The results showed that in the study area, among different soil factors, the distribution of forest types was most strongly controlled with some soil characteristics such as acidity, bulk density, texture, phosphorous, organic carbon, total nitrogen and cation exchangeable capacity (Table 2). Result of principal component analysis showed, the first two principal components together accounted for 78.55% of the total variance in data set. Therefore, 59.11 and 19.43% variance were accounted for by the first and second principal components, respectively (Table 1).

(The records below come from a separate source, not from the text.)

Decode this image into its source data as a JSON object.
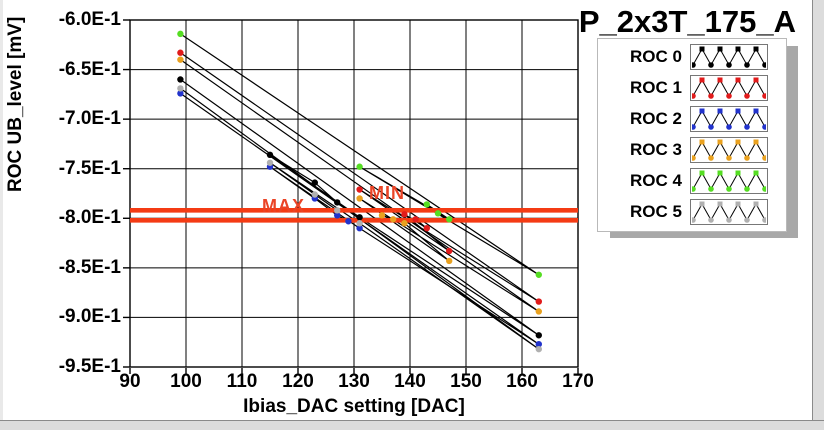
{
  "chart_data": {
    "type": "line",
    "title": "P_2x3T_175_A",
    "xlabel": "Ibias_DAC setting [DAC]",
    "ylabel": "ROC UB_level [mV]",
    "xlim": [
      90,
      170
    ],
    "ylim": [
      -0.95,
      -0.6
    ],
    "grid": true,
    "legend_position": "top-right",
    "line_color": "#000000",
    "x_ticks": {
      "values": [
        90,
        100,
        110,
        120,
        130,
        140,
        150,
        160,
        170
      ],
      "labels": [
        "90",
        "100",
        "110",
        "120",
        "130",
        "140",
        "150",
        "160",
        "170"
      ]
    },
    "y_ticks": {
      "values": [
        -0.6,
        -0.65,
        -0.7,
        -0.75,
        -0.8,
        -0.85,
        -0.9,
        -0.95
      ],
      "labels": [
        "-6.0E-1",
        "-6.5E-1",
        "-7.0E-1",
        "-7.5E-1",
        "-8.0E-1",
        "-8.5E-1",
        "-9.0E-1",
        "-9.5E-1"
      ]
    },
    "cursors": [
      {
        "name": "MAX",
        "value": -0.792,
        "color": "#f43b14"
      },
      {
        "name": "MIN",
        "value": -0.802,
        "color": "#f43b14"
      }
    ],
    "series": [
      {
        "name": "ROC 0",
        "color": "#000000",
        "points": [
          [
            99,
            -0.66
          ],
          [
            163,
            -0.918
          ],
          [
            131,
            -0.799
          ],
          [
            115,
            -0.736
          ],
          [
            123,
            -0.764
          ],
          [
            127,
            -0.784
          ]
        ]
      },
      {
        "name": "ROC 1",
        "color": "#e11b1b",
        "points": [
          [
            99,
            -0.633
          ],
          [
            163,
            -0.884
          ],
          [
            131,
            -0.771
          ],
          [
            147,
            -0.833
          ],
          [
            139,
            -0.796
          ],
          [
            143,
            -0.81
          ],
          [
            141,
            -0.801
          ]
        ]
      },
      {
        "name": "ROC 2",
        "color": "#2233cc",
        "points": [
          [
            99,
            -0.674
          ],
          [
            163,
            -0.927
          ],
          [
            131,
            -0.81
          ],
          [
            115,
            -0.748
          ],
          [
            123,
            -0.78
          ],
          [
            127,
            -0.797
          ],
          [
            129,
            -0.803
          ]
        ]
      },
      {
        "name": "ROC 3",
        "color": "#e9a11f",
        "points": [
          [
            99,
            -0.64
          ],
          [
            163,
            -0.894
          ],
          [
            131,
            -0.78
          ],
          [
            147,
            -0.843
          ],
          [
            139,
            -0.805
          ],
          [
            135,
            -0.797
          ],
          [
            137,
            -0.801
          ]
        ]
      },
      {
        "name": "ROC 4",
        "color": "#55dd22",
        "points": [
          [
            99,
            -0.614
          ],
          [
            163,
            -0.857
          ],
          [
            131,
            -0.748
          ],
          [
            147,
            -0.801
          ],
          [
            143,
            -0.786
          ],
          [
            145,
            -0.795
          ]
        ]
      },
      {
        "name": "ROC 5",
        "color": "#b0b0b0",
        "points": [
          [
            99,
            -0.669
          ],
          [
            163,
            -0.932
          ],
          [
            131,
            -0.805
          ],
          [
            115,
            -0.744
          ],
          [
            123,
            -0.776
          ],
          [
            127,
            -0.792
          ]
        ]
      }
    ]
  },
  "legend": {
    "icon": "zigzag-line-icon"
  }
}
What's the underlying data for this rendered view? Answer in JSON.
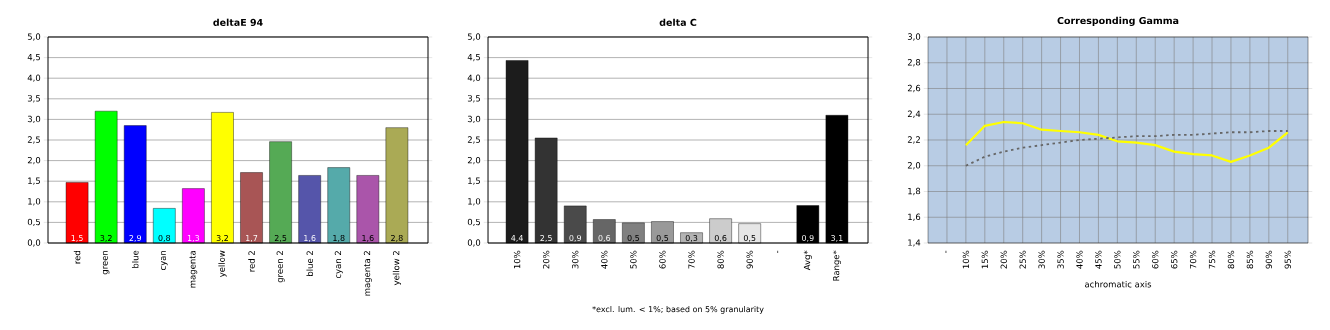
{
  "chart_data": [
    {
      "type": "bar",
      "title": "deltaE 94",
      "categories": [
        "red",
        "green",
        "blue",
        "cyan",
        "magenta",
        "yellow",
        "red 2",
        "green 2",
        "blue 2",
        "cyan 2",
        "magenta 2",
        "yellow 2"
      ],
      "values": [
        1.47,
        3.2,
        2.85,
        0.84,
        1.32,
        3.17,
        1.71,
        2.46,
        1.64,
        1.83,
        1.64,
        2.8
      ],
      "value_labels": [
        "1,5",
        "3,2",
        "2,9",
        "0,8",
        "1,3",
        "3,2",
        "1,7",
        "2,5",
        "1,6",
        "1,8",
        "1,6",
        "2,8"
      ],
      "colors": [
        "#ff0000",
        "#00ff00",
        "#0000ff",
        "#00ffff",
        "#ff00ff",
        "#ffff00",
        "#a85555",
        "#55aa55",
        "#5555aa",
        "#55aaaa",
        "#aa55aa",
        "#aaaa55"
      ],
      "ylim": [
        0,
        5
      ],
      "yticks": [
        {
          "value": 0,
          "label": "0,0"
        },
        {
          "value": 0.5,
          "label": "0,5"
        },
        {
          "value": 1,
          "label": "1,0"
        },
        {
          "value": 1.5,
          "label": "1,5"
        },
        {
          "value": 2,
          "label": "2,0"
        },
        {
          "value": 2.5,
          "label": "2,5"
        },
        {
          "value": 3,
          "label": "3,0"
        },
        {
          "value": 3.5,
          "label": "3,5"
        },
        {
          "value": 4,
          "label": "4,0"
        },
        {
          "value": 4.5,
          "label": "4,5"
        },
        {
          "value": 5,
          "label": "5,0"
        }
      ],
      "grid": "y"
    },
    {
      "type": "bar",
      "title": "delta C",
      "categories": [
        "10%",
        "20%",
        "30%",
        "40%",
        "50%",
        "60%",
        "70%",
        "80%",
        "90%",
        "-",
        "Avg*",
        "Range*"
      ],
      "values": [
        4.43,
        2.55,
        0.9,
        0.57,
        0.49,
        0.52,
        0.25,
        0.59,
        0.47,
        null,
        0.91,
        3.1
      ],
      "value_labels": [
        "4,4",
        "2,5",
        "0,9",
        "0,6",
        "0,5",
        "0,5",
        "0,3",
        "0,6",
        "0,5",
        null,
        "0,9",
        "3,1"
      ],
      "colors": [
        "#1c1c1c",
        "#333333",
        "#4a4a4a",
        "#666666",
        "#808080",
        "#999999",
        "#b3b3b3",
        "#cccccc",
        "#e6e6e6",
        "#000000",
        "#000000",
        "#000000"
      ],
      "ylim": [
        0,
        5
      ],
      "yticks": [
        {
          "value": 0,
          "label": "0,0"
        },
        {
          "value": 0.5,
          "label": "0,5"
        },
        {
          "value": 1,
          "label": "1,0"
        },
        {
          "value": 1.5,
          "label": "1,5"
        },
        {
          "value": 2,
          "label": "2,0"
        },
        {
          "value": 2.5,
          "label": "2,5"
        },
        {
          "value": 3,
          "label": "3,0"
        },
        {
          "value": 3.5,
          "label": "3,5"
        },
        {
          "value": 4,
          "label": "4,0"
        },
        {
          "value": 4.5,
          "label": "4,5"
        },
        {
          "value": 5,
          "label": "5,0"
        }
      ],
      "grid": "y",
      "annotations": [
        "*excl. lum. < 1%; based on 5% granularity"
      ]
    },
    {
      "type": "line",
      "title": "Corresponding Gamma",
      "xlabel": "achromatic axis",
      "categories": [
        "-",
        "10%",
        "15%",
        "20%",
        "25%",
        "30%",
        "35%",
        "40%",
        "45%",
        "50%",
        "55%",
        "60%",
        "65%",
        "70%",
        "75%",
        "80%",
        "85%",
        "90%",
        "95%"
      ],
      "series": [
        {
          "color": "#ffff00",
          "line_style": "solid",
          "values": [
            null,
            2.16,
            2.31,
            2.34,
            2.33,
            2.28,
            2.27,
            2.26,
            2.24,
            2.19,
            2.18,
            2.16,
            2.11,
            2.09,
            2.08,
            2.03,
            2.08,
            2.14,
            2.26
          ]
        },
        {
          "color": "#666666",
          "line_style": "dotted",
          "values": [
            null,
            2.0,
            2.07,
            2.11,
            2.14,
            2.16,
            2.18,
            2.2,
            2.21,
            2.22,
            2.23,
            2.23,
            2.24,
            2.24,
            2.25,
            2.26,
            2.26,
            2.27,
            2.27
          ]
        }
      ],
      "ylim": [
        1.4,
        3.0
      ],
      "yticks": [
        {
          "value": 1.4,
          "label": "1,4"
        },
        {
          "value": 1.6,
          "label": "1,6"
        },
        {
          "value": 1.8,
          "label": "1,8"
        },
        {
          "value": 2.0,
          "label": "2,0"
        },
        {
          "value": 2.2,
          "label": "2,2"
        },
        {
          "value": 2.4,
          "label": "2,4"
        },
        {
          "value": 2.6,
          "label": "2,6"
        },
        {
          "value": 2.8,
          "label": "2,8"
        },
        {
          "value": 3.0,
          "label": "3,0"
        }
      ],
      "grid": true,
      "marker": "none"
    }
  ]
}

The obtained result showed that the first axis has the most correlation with productively factors and the second axis has the most correlation with physical factors of soil. This result has been reported by many investigations (Zahedi Amiri and Mohammadi Limayee, 2002; Stendhal et al., 2002; Hassanzad Navroodi et al., 2004; Mahmoodi et al., 2005; Salehi et al., 2005). In humid and sub humid regions, the relation between species distribution and acidity gradient has been reported by many investigators (Oland et al., 1998; Ewald, 1999; Coker, 2000; Ewald, 2000;Phillips et al., 2002; Crowley, 2003; Taleshi, 2004).

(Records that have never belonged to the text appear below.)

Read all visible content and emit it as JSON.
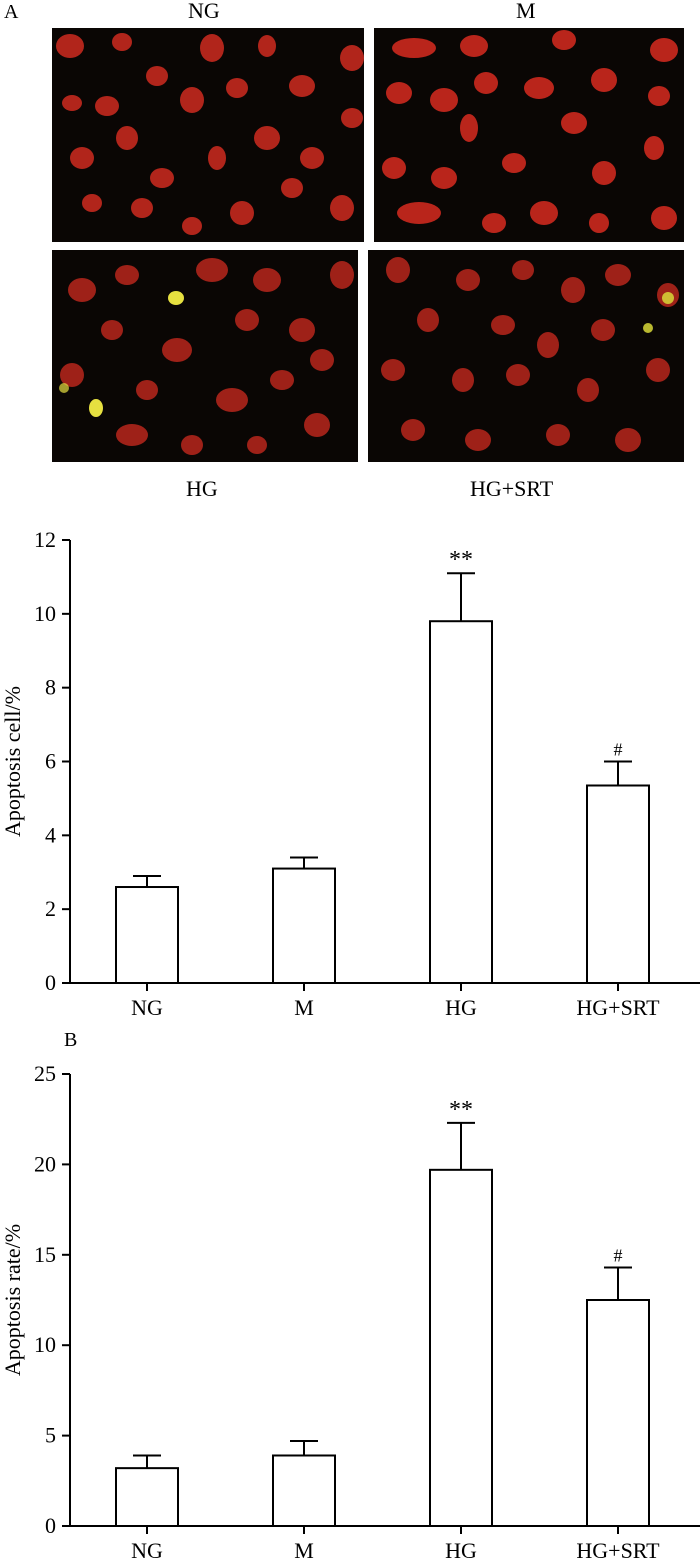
{
  "figure": {
    "panel_a_label": "A",
    "panel_b_label": "B",
    "micrographs": [
      {
        "label": "NG"
      },
      {
        "label": "M"
      },
      {
        "label": "HG"
      },
      {
        "label": "HG+SRT"
      }
    ]
  },
  "colors": {
    "background": "#ffffff",
    "panel_background": "#0a0604",
    "nucleus_red": "#c8281e",
    "apoptotic_yellow": "#e6e040",
    "bar_fill": "#ffffff",
    "bar_stroke": "#000000"
  },
  "chart_data": [
    {
      "type": "bar",
      "categories": [
        "NG",
        "M",
        "HG",
        "HG+SRT"
      ],
      "values": [
        2.6,
        3.1,
        9.8,
        5.35
      ],
      "errors": [
        0.3,
        0.3,
        1.3,
        0.65
      ],
      "annotations": [
        "",
        "",
        "**",
        "#"
      ],
      "title": "",
      "xlabel": "",
      "ylabel": "Apoptosis cell/%",
      "ylim": [
        0,
        12
      ],
      "yticks": [
        0,
        2,
        4,
        6,
        8,
        10,
        12
      ],
      "grid": false
    },
    {
      "type": "bar",
      "categories": [
        "NG",
        "M",
        "HG",
        "HG+SRT"
      ],
      "values": [
        3.2,
        3.9,
        19.7,
        12.5
      ],
      "errors": [
        0.7,
        0.8,
        2.6,
        1.8
      ],
      "annotations": [
        "",
        "",
        "**",
        "#"
      ],
      "title": "",
      "xlabel": "",
      "ylabel": "Apoptosis rate/%",
      "ylim": [
        0,
        25
      ],
      "yticks": [
        0,
        5,
        10,
        15,
        20,
        25
      ],
      "grid": false
    }
  ]
}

Also, soil texture and bulk density controls distribution of plant species by affecting moisture availability, ventilation and distribution of plant roots. Soil texture is the most fundamental soil physical property controlling water, nutrient and oxygen exchange an uptake (Schoenholtz et al., 2000) and influences the growth and distribution of vegetation (Fisher and Binkley, 2000). Organic carbon and nitrogen are the effective factors in the differentiation of vegetation types (Zahedi Amiri and Mohammadi Limayee, 2002; Salehi et al., 2005). The role CEC and available phosphorous, as key elements in the distribution of plant species, is described by Zahedi Amiri and Mohammadi Limayee (2002).

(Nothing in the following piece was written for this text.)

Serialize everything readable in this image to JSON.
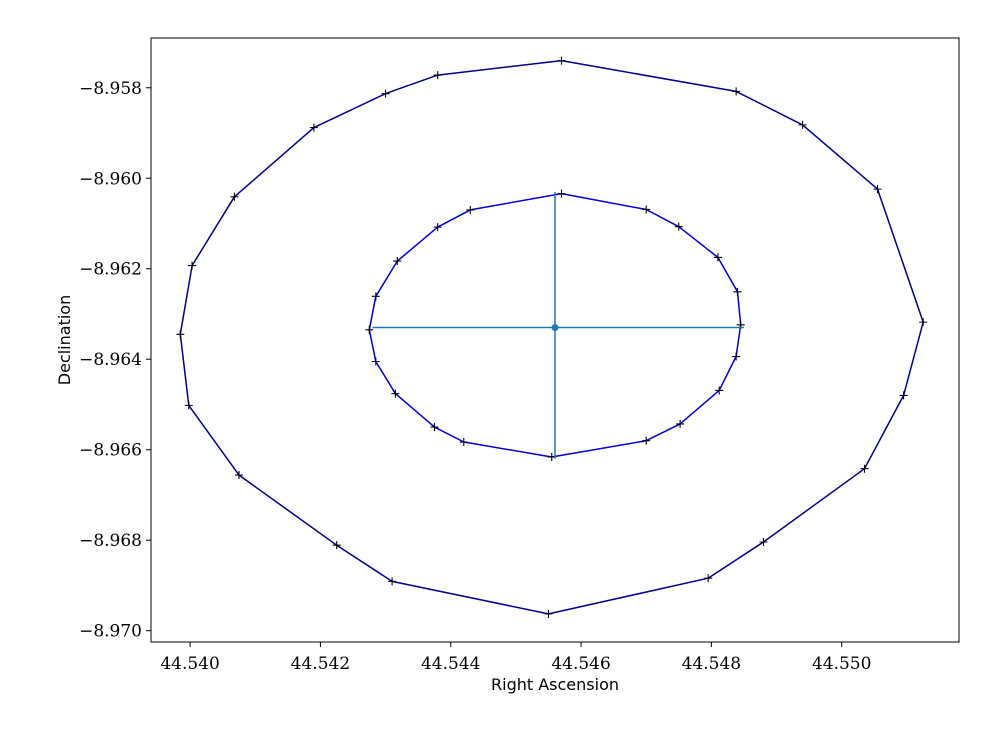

On the other hand, although several environmental factors affect the rate of litter decomposition, the rate of litter fall is remarkably uniform among tree species growing under similar soil and climatic conditions (Fisher and Binkley, 2000). Finzi et al. (1998) showed that there were differences in the size and distribution of carbon and nitrogen pools at varying soil depth beneath six different tree species in temperature forests. Edwards et al. (1970) reported that the decomposition rate of beech leaves is lower than oak, elm, birch and ash leaves. Comparison of leaf decomposition rates among different plant species revealed that litter of Carpinus orientalis was decomposed more rapidly than Quercus castanifolia (Cornelissen, 1996). In the one forest type that dominant tree species was Carpinus betulus, thus, collection of climatic conditions and activity of earthworm (especially in the third layer) were effective in low and high content of carbon. Therefore, in the one forest type with Carpinus betulus dominant species, content of carbon was lower, presence and activity of earthworms were more visible, thus, decomposition of organic matter were higher (Table 4).
In this study, PCA showed noticeable variations of soil properties in the study site. Since these methods are of high accuracy and have different abilities, they could be used for habitat analysis and determination of effective ecological factors. Analyzing ecological data using ordination methods makes simpler understanding of the complex relationship between plants and environmental gradients. In addition, these methods prevent presence of ineffective factors and data complexity from affecting ecological models.